Mint.com is a great tool designed to give you a record of what’s going on in your financial life. Right? Well, sorta.
At Mint.com you create a free account, then you authorize them to connect to all of your financial institutions…at least the ones that are compatible with it. Then, as you transact during the course of a normal day, Mint downloads what it sees at your bank and arranges it in a nice, neat presentation complete with charts and reports and…well, it’s cool…but…
…here’s the but. Mint.com doesn’t do anything to help you plan. Oh sure, there’s a budgeting “tool” that’s nothing more than a group of indicators that notify you when you’ve exceeded what you define as your budgeted amount.

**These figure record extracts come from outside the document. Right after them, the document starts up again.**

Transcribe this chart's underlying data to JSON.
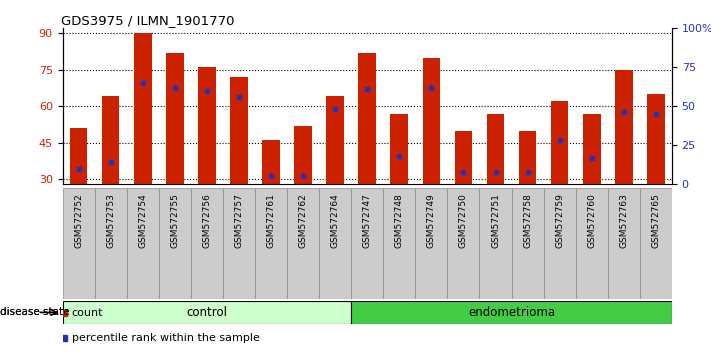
{
  "title": "GDS3975 / ILMN_1901770",
  "samples": [
    "GSM572752",
    "GSM572753",
    "GSM572754",
    "GSM572755",
    "GSM572756",
    "GSM572757",
    "GSM572761",
    "GSM572762",
    "GSM572764",
    "GSM572747",
    "GSM572748",
    "GSM572749",
    "GSM572750",
    "GSM572751",
    "GSM572758",
    "GSM572759",
    "GSM572760",
    "GSM572763",
    "GSM572765"
  ],
  "counts": [
    51,
    64,
    90,
    82,
    76,
    72,
    46,
    52,
    64,
    82,
    57,
    80,
    50,
    57,
    50,
    62,
    57,
    75,
    65
  ],
  "percentiles": [
    10,
    14,
    65,
    62,
    60,
    56,
    5,
    5,
    48,
    61,
    18,
    62,
    8,
    8,
    8,
    28,
    17,
    46,
    45
  ],
  "group_labels": [
    "control",
    "endometrioma"
  ],
  "group_counts": [
    9,
    10
  ],
  "ylim_left": [
    28,
    92
  ],
  "ylim_right": [
    0,
    100
  ],
  "yticks_left": [
    30,
    45,
    60,
    75,
    90
  ],
  "yticks_right": [
    0,
    25,
    50,
    75,
    100
  ],
  "bar_color": "#cc2200",
  "dot_color": "#2233bb",
  "bar_width": 0.55,
  "control_color": "#ccffcc",
  "endometrioma_color": "#44cc44",
  "grid_color": "#000000",
  "label_bg_color": "#cccccc",
  "label_bg_edge": "#888888"
}
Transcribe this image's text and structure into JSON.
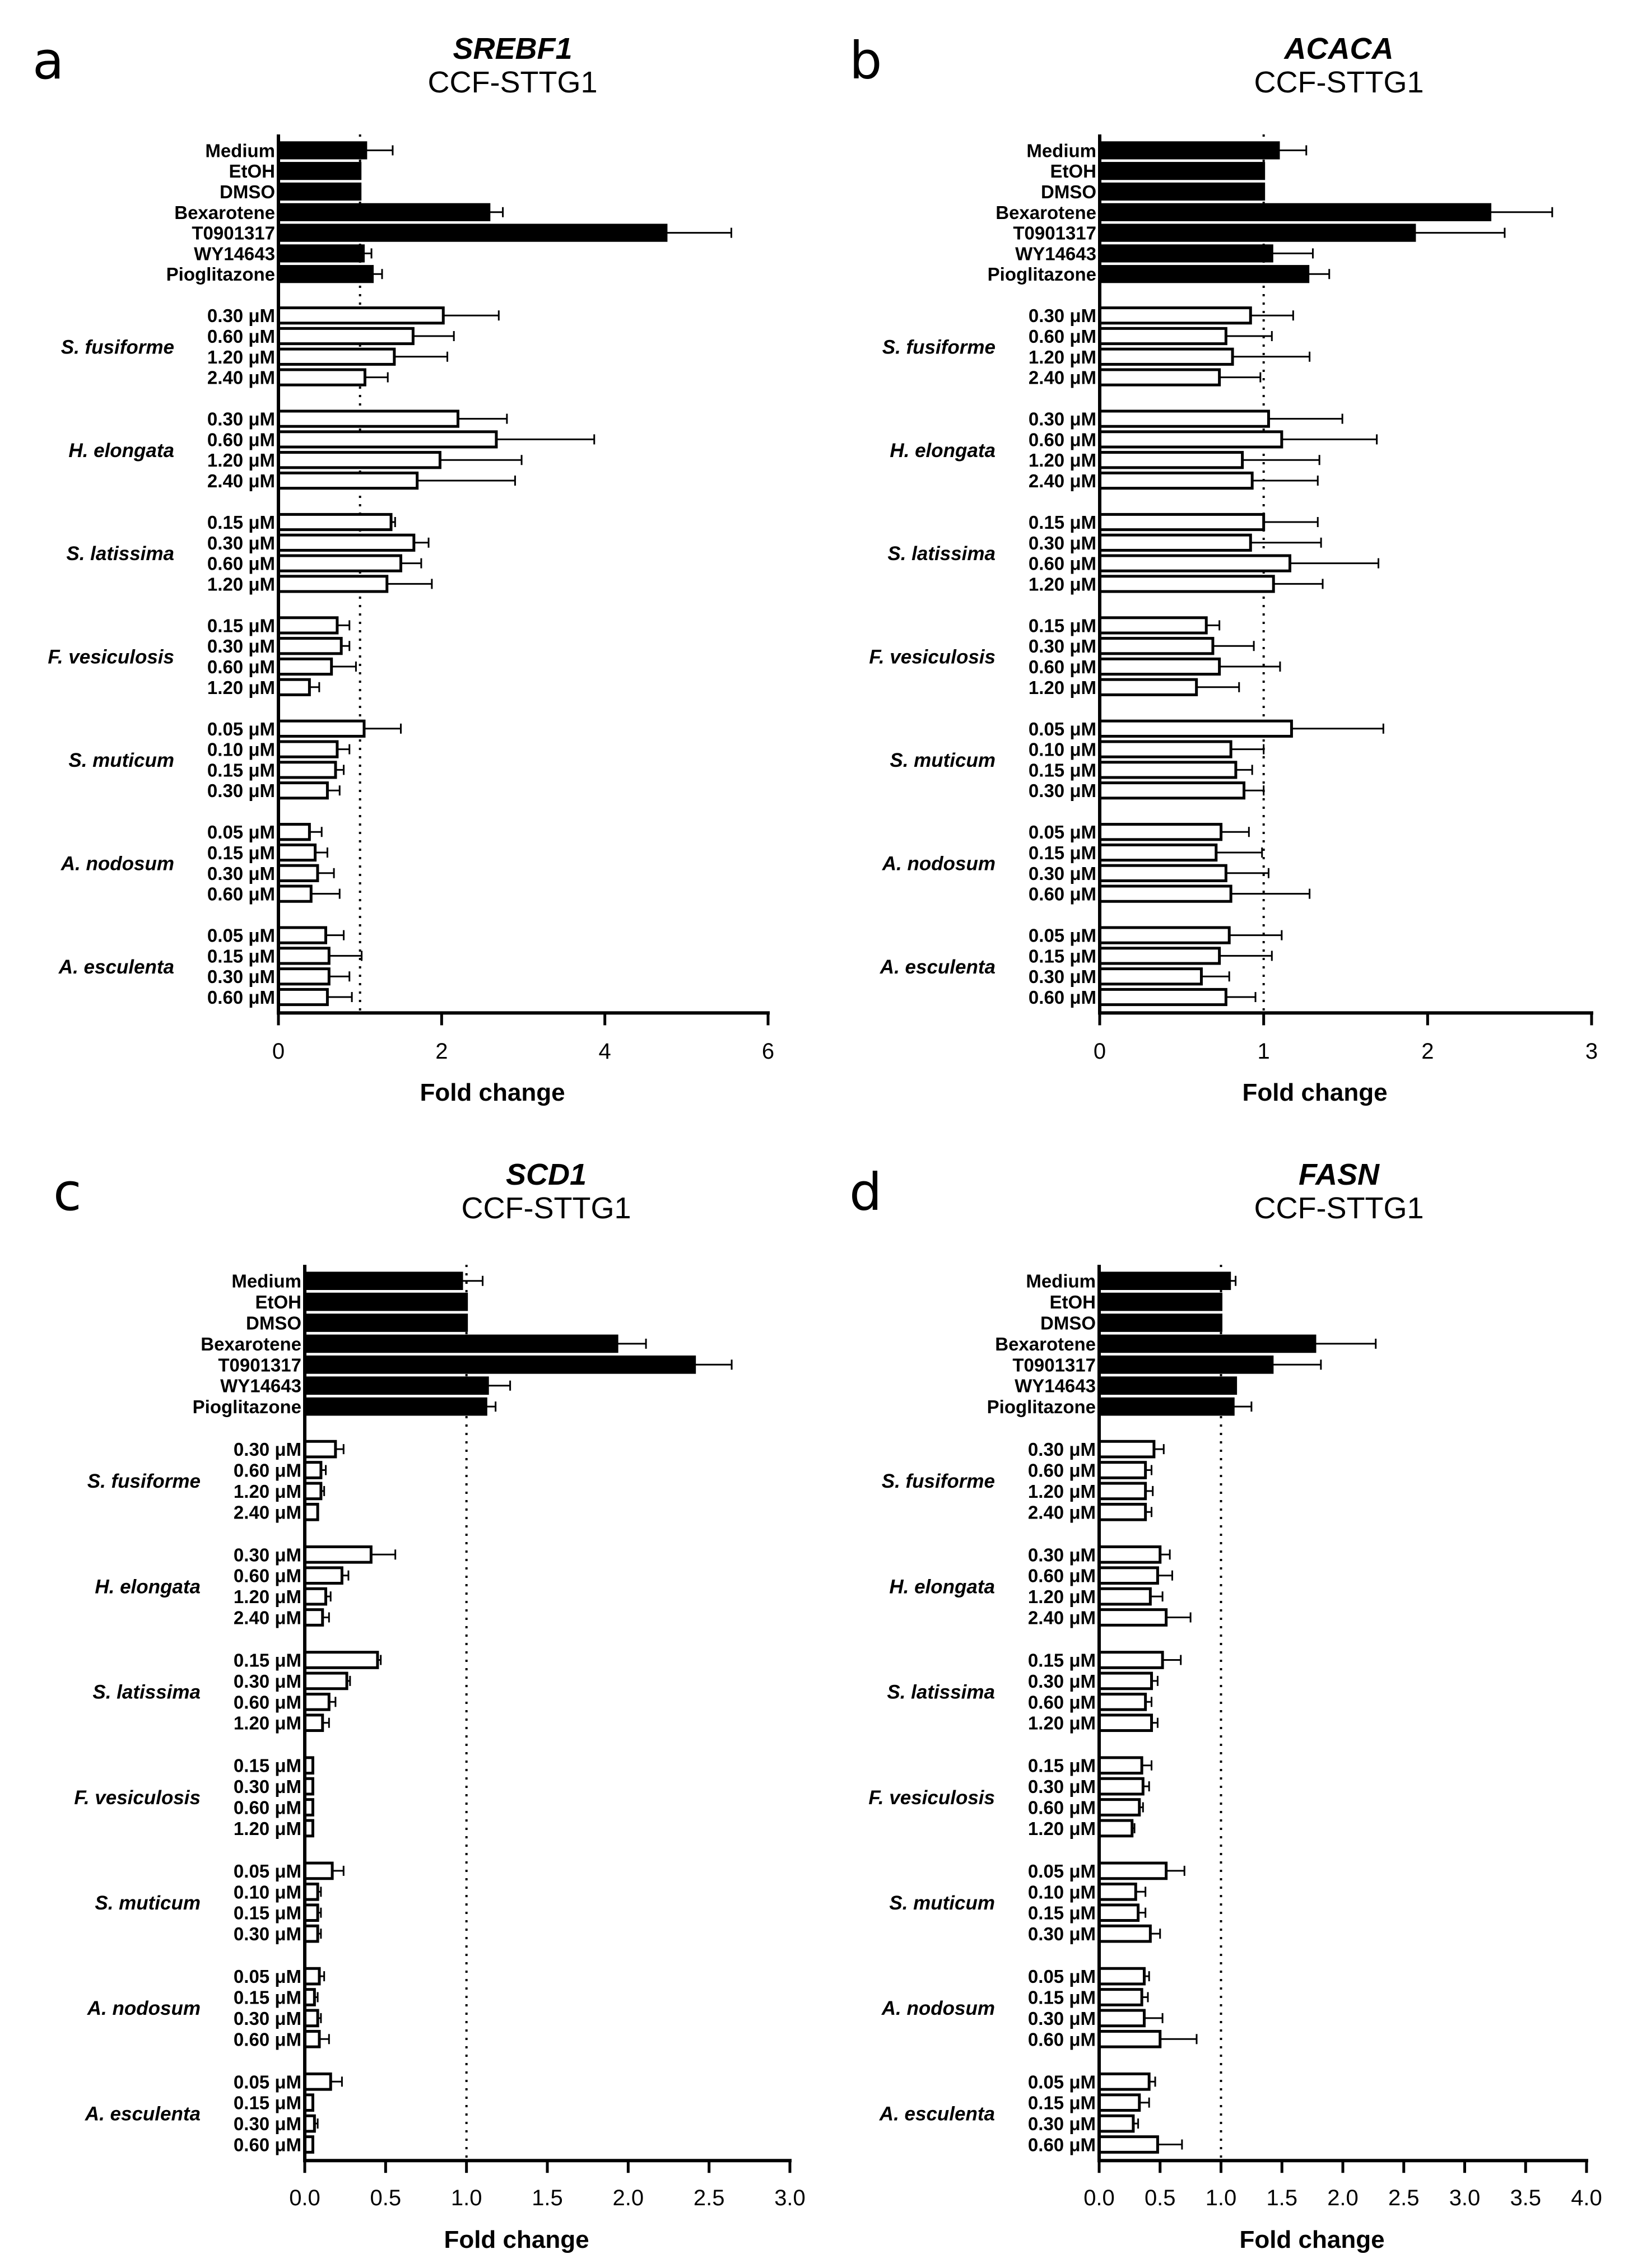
{
  "figure": {
    "cell_line": "CCF-STTG1",
    "treatment_labels": [
      "Medium",
      "EtOH",
      "DMSO",
      "Bexarotene",
      "T0901317",
      "WY14643",
      "Pioglitazone"
    ],
    "groups": [
      {
        "name": "S. fusiforme",
        "doses": [
          "0.30 μM",
          "0.60 μM",
          "1.20 μM",
          "2.40 μM"
        ]
      },
      {
        "name": "H. elongata",
        "doses": [
          "0.30 μM",
          "0.60 μM",
          "1.20 μM",
          "2.40 μM"
        ]
      },
      {
        "name": "S. latissima",
        "doses": [
          "0.15 μM",
          "0.30 μM",
          "0.60 μM",
          "1.20 μM"
        ]
      },
      {
        "name": "F. vesiculosis",
        "doses": [
          "0.15 μM",
          "0.30 μM",
          "0.60 μM",
          "1.20 μM"
        ]
      },
      {
        "name": "S. muticum",
        "doses": [
          "0.05 μM",
          "0.10 μM",
          "0.15 μM",
          "0.30 μM"
        ]
      },
      {
        "name": "A. nodosum",
        "doses": [
          "0.05 μM",
          "0.15 μM",
          "0.30 μM",
          "0.60 μM"
        ]
      },
      {
        "name": "A. esculenta",
        "doses": [
          "0.05 μM",
          "0.15 μM",
          "0.30 μM",
          "0.60 μM"
        ]
      }
    ],
    "colors": {
      "control_fill": "#000000",
      "treated_fill": "#ffffff",
      "stroke": "#000000"
    }
  },
  "chart_data": [
    {
      "panel": "a",
      "type": "bar",
      "orientation": "horizontal",
      "title": "SREBF1",
      "subtitle": "CCF-STTG1",
      "xlabel": "Fold change",
      "xlim": [
        0,
        6
      ],
      "xticks": [
        0,
        2,
        4,
        6
      ],
      "xtick_labels": [
        "0",
        "2",
        "4",
        "6"
      ],
      "reference_line": 1,
      "controls": {
        "values": [
          1.07,
          1.0,
          1.0,
          2.58,
          4.75,
          1.04,
          1.15
        ],
        "errors": [
          0.33,
          0.0,
          0.0,
          0.17,
          0.8,
          0.1,
          0.12
        ]
      },
      "groups": [
        {
          "values": [
            2.02,
            1.65,
            1.42,
            1.06
          ],
          "errors": [
            0.68,
            0.5,
            0.65,
            0.28
          ]
        },
        {
          "values": [
            2.2,
            2.67,
            1.98,
            1.7
          ],
          "errors": [
            0.6,
            1.2,
            1.0,
            1.2
          ]
        },
        {
          "values": [
            1.38,
            1.66,
            1.5,
            1.33
          ],
          "errors": [
            0.05,
            0.18,
            0.25,
            0.55
          ]
        },
        {
          "values": [
            0.72,
            0.77,
            0.65,
            0.38
          ],
          "errors": [
            0.15,
            0.1,
            0.3,
            0.12
          ]
        },
        {
          "values": [
            1.05,
            0.72,
            0.7,
            0.6
          ],
          "errors": [
            0.45,
            0.15,
            0.1,
            0.15
          ]
        },
        {
          "values": [
            0.38,
            0.45,
            0.48,
            0.4
          ],
          "errors": [
            0.15,
            0.15,
            0.2,
            0.35
          ]
        },
        {
          "values": [
            0.58,
            0.62,
            0.62,
            0.6
          ],
          "errors": [
            0.22,
            0.4,
            0.25,
            0.3
          ]
        }
      ]
    },
    {
      "panel": "b",
      "type": "bar",
      "orientation": "horizontal",
      "title": "ACACA",
      "subtitle": "CCF-STTG1",
      "xlabel": "Fold change",
      "xlim": [
        0,
        3
      ],
      "xticks": [
        0,
        1,
        2,
        3
      ],
      "xtick_labels": [
        "0",
        "1",
        "2",
        "3"
      ],
      "reference_line": 1,
      "controls": {
        "values": [
          1.09,
          1.0,
          1.0,
          2.38,
          1.92,
          1.05,
          1.27
        ],
        "errors": [
          0.17,
          0.0,
          0.0,
          0.38,
          0.55,
          0.25,
          0.13
        ]
      },
      "groups": [
        {
          "values": [
            0.92,
            0.77,
            0.81,
            0.73
          ],
          "errors": [
            0.26,
            0.28,
            0.47,
            0.25
          ]
        },
        {
          "values": [
            1.03,
            1.11,
            0.87,
            0.93
          ],
          "errors": [
            0.45,
            0.58,
            0.47,
            0.4
          ]
        },
        {
          "values": [
            1.0,
            0.92,
            1.16,
            1.06
          ],
          "errors": [
            0.33,
            0.43,
            0.54,
            0.3
          ]
        },
        {
          "values": [
            0.65,
            0.69,
            0.73,
            0.59
          ],
          "errors": [
            0.08,
            0.25,
            0.37,
            0.26
          ]
        },
        {
          "values": [
            1.17,
            0.8,
            0.83,
            0.88
          ],
          "errors": [
            0.56,
            0.2,
            0.1,
            0.12
          ]
        },
        {
          "values": [
            0.74,
            0.71,
            0.77,
            0.8
          ],
          "errors": [
            0.17,
            0.28,
            0.26,
            0.48
          ]
        },
        {
          "values": [
            0.79,
            0.73,
            0.62,
            0.77
          ],
          "errors": [
            0.32,
            0.32,
            0.17,
            0.18
          ]
        }
      ]
    },
    {
      "panel": "c",
      "type": "bar",
      "orientation": "horizontal",
      "title": "SCD1",
      "subtitle": "CCF-STTG1",
      "xlabel": "Fold change",
      "xlim": [
        0,
        3
      ],
      "xticks": [
        0,
        0.5,
        1,
        1.5,
        2,
        2.5,
        3
      ],
      "xtick_labels": [
        "0.0",
        "0.5",
        "1.0",
        "1.5",
        "2.0",
        "2.5",
        "3.0"
      ],
      "reference_line": 1,
      "controls": {
        "values": [
          0.97,
          1.0,
          1.0,
          1.93,
          2.41,
          1.13,
          1.12
        ],
        "errors": [
          0.13,
          0.0,
          0.0,
          0.18,
          0.23,
          0.14,
          0.06
        ]
      },
      "groups": [
        {
          "values": [
            0.19,
            0.1,
            0.1,
            0.08
          ],
          "errors": [
            0.05,
            0.03,
            0.02,
            0.0
          ]
        },
        {
          "values": [
            0.41,
            0.23,
            0.13,
            0.11
          ],
          "errors": [
            0.15,
            0.04,
            0.03,
            0.04
          ]
        },
        {
          "values": [
            0.45,
            0.26,
            0.15,
            0.11
          ],
          "errors": [
            0.02,
            0.02,
            0.04,
            0.04
          ]
        },
        {
          "values": [
            0.05,
            0.05,
            0.05,
            0.05
          ],
          "errors": [
            0.0,
            0.0,
            0.0,
            0.0
          ]
        },
        {
          "values": [
            0.17,
            0.08,
            0.08,
            0.08
          ],
          "errors": [
            0.07,
            0.02,
            0.02,
            0.02
          ]
        },
        {
          "values": [
            0.09,
            0.06,
            0.08,
            0.09
          ],
          "errors": [
            0.03,
            0.02,
            0.02,
            0.06
          ]
        },
        {
          "values": [
            0.16,
            0.05,
            0.06,
            0.05
          ],
          "errors": [
            0.07,
            0.0,
            0.02,
            0.0
          ]
        }
      ]
    },
    {
      "panel": "d",
      "type": "bar",
      "orientation": "horizontal",
      "title": "FASN",
      "subtitle": "CCF-STTG1",
      "xlabel": "Fold change",
      "xlim": [
        0,
        4
      ],
      "xticks": [
        0,
        0.5,
        1,
        1.5,
        2,
        2.5,
        3,
        3.5,
        4
      ],
      "xtick_labels": [
        "0.0",
        "0.5",
        "1.0",
        "1.5",
        "2.0",
        "2.5",
        "3.0",
        "3.5",
        "4.0"
      ],
      "reference_line": 1,
      "controls": {
        "values": [
          1.07,
          1.0,
          1.0,
          1.77,
          1.42,
          1.12,
          1.1
        ],
        "errors": [
          0.05,
          0.0,
          0.0,
          0.5,
          0.4,
          0.0,
          0.15
        ]
      },
      "groups": [
        {
          "values": [
            0.45,
            0.38,
            0.38,
            0.38
          ],
          "errors": [
            0.08,
            0.05,
            0.06,
            0.05
          ]
        },
        {
          "values": [
            0.5,
            0.48,
            0.42,
            0.55
          ],
          "errors": [
            0.08,
            0.12,
            0.1,
            0.2
          ]
        },
        {
          "values": [
            0.52,
            0.43,
            0.38,
            0.43
          ],
          "errors": [
            0.15,
            0.05,
            0.05,
            0.05
          ]
        },
        {
          "values": [
            0.35,
            0.36,
            0.33,
            0.27
          ],
          "errors": [
            0.08,
            0.05,
            0.03,
            0.02
          ]
        },
        {
          "values": [
            0.55,
            0.3,
            0.32,
            0.42
          ],
          "errors": [
            0.15,
            0.08,
            0.06,
            0.08
          ]
        },
        {
          "values": [
            0.37,
            0.35,
            0.37,
            0.5
          ],
          "errors": [
            0.04,
            0.05,
            0.15,
            0.3
          ]
        },
        {
          "values": [
            0.41,
            0.33,
            0.28,
            0.48
          ],
          "errors": [
            0.05,
            0.08,
            0.04,
            0.2
          ]
        }
      ]
    }
  ]
}
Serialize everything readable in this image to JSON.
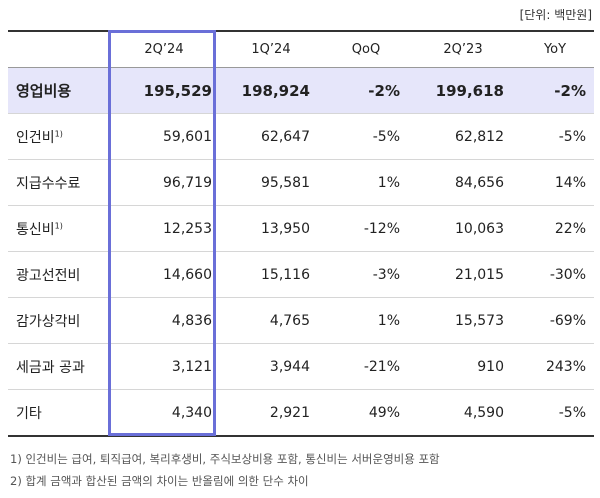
{
  "unit_label": "[단위: 백만원]",
  "headers": [
    "",
    "2Q’24",
    "1Q’24",
    "QoQ",
    "2Q’23",
    "YoY"
  ],
  "rows": [
    {
      "label": "영업비용",
      "sup": "",
      "values": [
        "195,529",
        "198,924",
        "-2%",
        "199,618",
        "-2%"
      ]
    },
    {
      "label": "인건비",
      "sup": "1)",
      "values": [
        "59,601",
        "62,647",
        "-5%",
        "62,812",
        "-5%"
      ]
    },
    {
      "label": "지급수수료",
      "sup": "",
      "values": [
        "96,719",
        "95,581",
        "1%",
        "84,656",
        "14%"
      ]
    },
    {
      "label": "통신비",
      "sup": "1)",
      "values": [
        "12,253",
        "13,950",
        "-12%",
        "10,063",
        "22%"
      ]
    },
    {
      "label": "광고선전비",
      "sup": "",
      "values": [
        "14,660",
        "15,116",
        "-3%",
        "21,015",
        "-30%"
      ]
    },
    {
      "label": "감가상각비",
      "sup": "",
      "values": [
        "4,836",
        "4,765",
        "1%",
        "15,573",
        "-69%"
      ]
    },
    {
      "label": "세금과 공과",
      "sup": "",
      "values": [
        "3,121",
        "3,944",
        "-21%",
        "910",
        "243%"
      ]
    },
    {
      "label": "기타",
      "sup": "",
      "values": [
        "4,340",
        "2,921",
        "49%",
        "4,590",
        "-5%"
      ]
    }
  ],
  "notes": [
    "1) 인건비는 급여, 퇴직급여, 복리후생비, 주식보상비용 포함, 통신비는 서버운영비용 포함",
    "2) 합계 금액과 합산된 금액의 차이는 반올림에 의한 단수 차이"
  ]
}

(the real problem with budgeting tools is that they assume you already understand the underlying theory behind what a budget really is..a plan, that you create.)
So, if you, like most of the rest of the world, estimate that you spend X on something every given month, then you might set the budget at X and just wait until the software tells you you’ve exceeded your budget. It’s at this point that the lack of discipline is revealed as you breeze right on by the amount you set and just keep on spending.
Back to the point. Mint.com doesn’t do anything to help you plan…no, let’s say… forecast instead. There’s no way to project a future balance based on your current spending plan compared to your balances and your income. It only tells you what you already know. That’s not very valuable to me…but I guess that’s why the “service” is free.